Мемуары везучего еврея. Итальянская история - страница 8

стр.

. В других, менее официальных случаях, когда аристократия округа собиралась в этих залах, чтобы посудачить о войнах, коровах и борьбе с филлоксерой — американским вредителем, поедающим виноградники, — моя мать задавала тон, играя на спинете и приглашая кого-нибудь из гостей продемонстрировать свои певческие таланты. Синьора Петрелла любила подолгу говорить, описывая общество поселка, которое было для нее безуспешным трамплином в итальянский свет конца XIX века. Воспоминания о роскоши обитого шелком ландо, в котором моя мать возила ее в близлежащие города Астию и Альбу, всегда трогали ее. Синьора Петрелла, будучи экспертом в городских модах, давала ей советы, какие платья купить для предстоящего театрального сезона или для особых «семейных вечеров», где дамы играли в ремми, а мужчины в «три семерки», пока все не собирались вместе, чтобы с восторгом смотреть на представление только что приобретенного волшебного фонаря.

Очевидно, синьора Петрелла никогда не понимала, насколько моя мать ненавидела ту деревенскую жизнь, в которую ее забросило замужество. Она не разделяла страсть моего отца к верховой езде и охоте, светская болтовня местного общества ее не интересовала, а политические дискуссии — еще менее того. Даже такие исключительные события, как прибытие в Асти Буффало Билла или приглашение моему отцу от полковника Коди устроить соревнование по скачкам между их лошадьми, не вызывали в ней ни малейшего энтузиазма. Она до смерти скучала в золоченой клетке, куда ее заточил мой отец. Будучи бездетной более десяти первых лет замужества, она завидовала своим более удачливым подругам, которые могли развлекаться, вращаясь в светском обществе Турина среди многочисленных членов королевской семьи.

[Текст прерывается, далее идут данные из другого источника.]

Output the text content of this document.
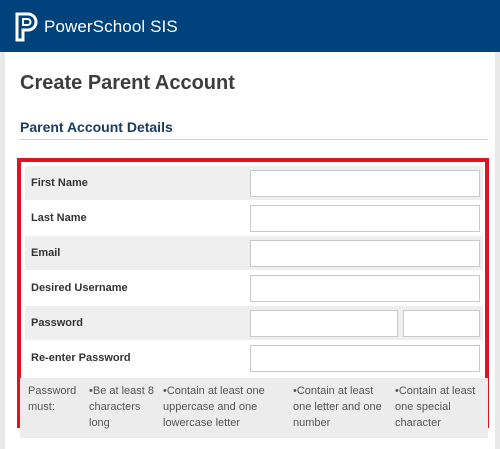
PowerSchool SIS
Create Parent Account
Parent Account Details
First Name
Last Name
Email
Desired Username
Password
Re-enter Password
Password must:
•Be at least 8 characters long
•Contain at least one uppercase and one lowercase letter
•Contain at least one letter and one number
•Contain at least one special character
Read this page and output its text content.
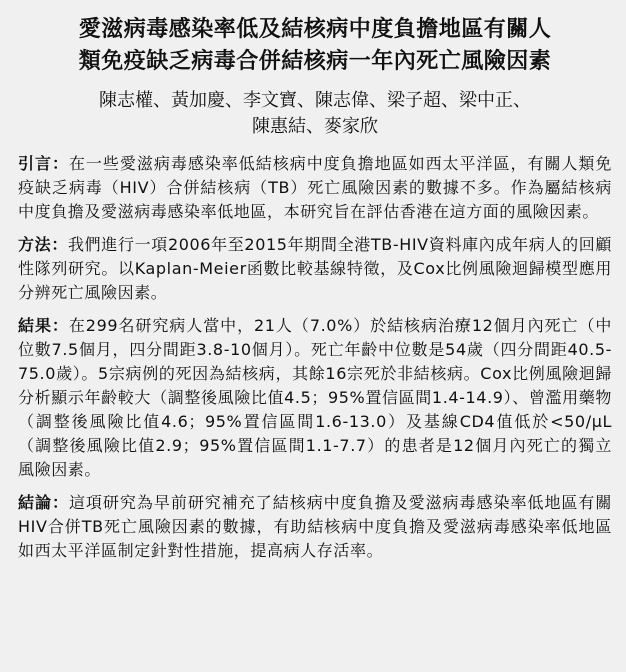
愛滋病毒感染率低及結核病中度負擔地區有關人
類免疫缺乏病毒合併結核病一年內死亡風險因素
陳志權、黃加慶、李文寶、陳志偉、梁子超、梁中正、
陳惠結、麥家欣

引言：在一些愛滋病毒感染率低結核病中度負擔地區如西太平洋區，有關人類免疫缺乏病毒（HIV）合併結核病（TB）死亡風險因素的數據不多。作為屬結核病中度負擔及愛滋病毒感染率低地區，本研究旨在評估香港在這方面的風險因素。

方法：我們進行一項2006年至2015年期間全港TB-HIV資料庫內成年病人的回顧性隊列研究。以Kaplan-Meier函數比較基線特徵，及Cox比例風險迴歸模型應用分辨死亡風險因素。

結果：在299名研究病人當中，21人（7.0%）於結核病治療12個月內死亡（中位數7.5個月，四分間距3.8-10個月）。死亡年齡中位數是54歲（四分間距40.5-75.0歲）。5宗病例的死因為結核病，其餘16宗死於非結核病。Cox比例風險迴歸分析顯示年齡較大（調整後風險比值4.5；95%置信區間1.4-14.9）、曾濫用藥物（調整後風險比值4.6；95%置信區間1.6-13.0）及基線CD4值低於<50/μL（調整後風險比值2.9；95%置信區間1.1-7.7）的患者是12個月內死亡的獨立風險因素。

結論：這項研究為早前研究補充了結核病中度負擔及愛滋病毒感染率低地區有關HIV合併TB死亡風險因素的數據，有助結核病中度負擔及愛滋病毒感染率低地區如西太平洋區制定針對性措施，提高病人存活率。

Пьемонтские евреи не так уж давно вышли из гетто: мой прадед по отцовской линии вырос в гетто Ивреа, а с материнской — в туринском. Они не принадлежали к семьям, прославившимся в войнах итальянского Рисорджименто — движения, развернувшегося в XIX веке за политическое объединение Италии, — но они боролись за свои права и были всей душой преданы Савойской династии[8], которая в 1848 году даровала им гражданские свободы. За последующие тридцать лет они постепенно забыли большинство ценностей и обрядов веры своих предков. Мои деды уже не могли читать на иврите, языке, который знали предыдущие поколения. Бабушка со стороны матери читала свои ежедневные молитвы в сокращенном виде, не понимая их смысла; более семидесяти лет подряд она произносила каждое утро на иврите благословение, в котором еврей благодарит Бога за то, что Он не сделал его женщиной.

Итальянские евреи в то время страдали от последствий эмансипации не только по причинам, общим для других европейских евреев, но также и по причинам, имевшим место только в Италии. В конце XIX века в Италии жило чуть больше тридцати тысяч евреев, в десять раз меньше, чем во Франции, а уж в сравнении с Австро-Венгерской империей их количество представляется ничтожно малым. В Италии не было — и, в известном смысле, до сих пор нет — столицы наподобие Парижа, Лондона или Вены, притягивающих к себе лучшие интеллектуальные, экономические и политические силы. В этих метрополиях евреи стали достаточно многочисленными и состоятельными, чтобы взять на себя ответственность за современные общественно-религиозные институции. В Италии же евреи столетиями оставались разбросанными по всему полуострову, живя в маленьких общинах, насчитывавших в те времена не более дюжины семей. Когда итальянские власти потребовали, чтобы евреи взяли себе фамилии вместо старых отчеств типа «Моше, сын Якова» или «сын Давида», то евреи стали именовать себя по названиям своих городков — Алатри, Орвието, Сермонета, Кастильоне или Павия. Университеты — а это странное имя тогдашние власти дали еврейским общинам, не имевшим ничего общего с учебными заведениями, — сумели, несмотря на жалкую одежду своих членов, в обстановке изолированности итальянских гетто развить мощные культурные традиции в области музыки и искусств, несравнимые с традициями ни одной еврейской общины Европы. Однако с эмансипацией они быстро растеряли своих членов, ушедших в большие городские центры, бывшие столицы государств, превратившихся в объединенном Итальянском королевстве в провинции. Во время этих стремительных социальных и топографических изменений тысячелетняя живая ткань итальянского иудаизма, все еще крепкая в XVIII веке, быстро износилась, и падение стен гетто положило конец изоляции, которая, дискриминируя эти общины, в то же время, однако, защищала их культурную неприкосновенность.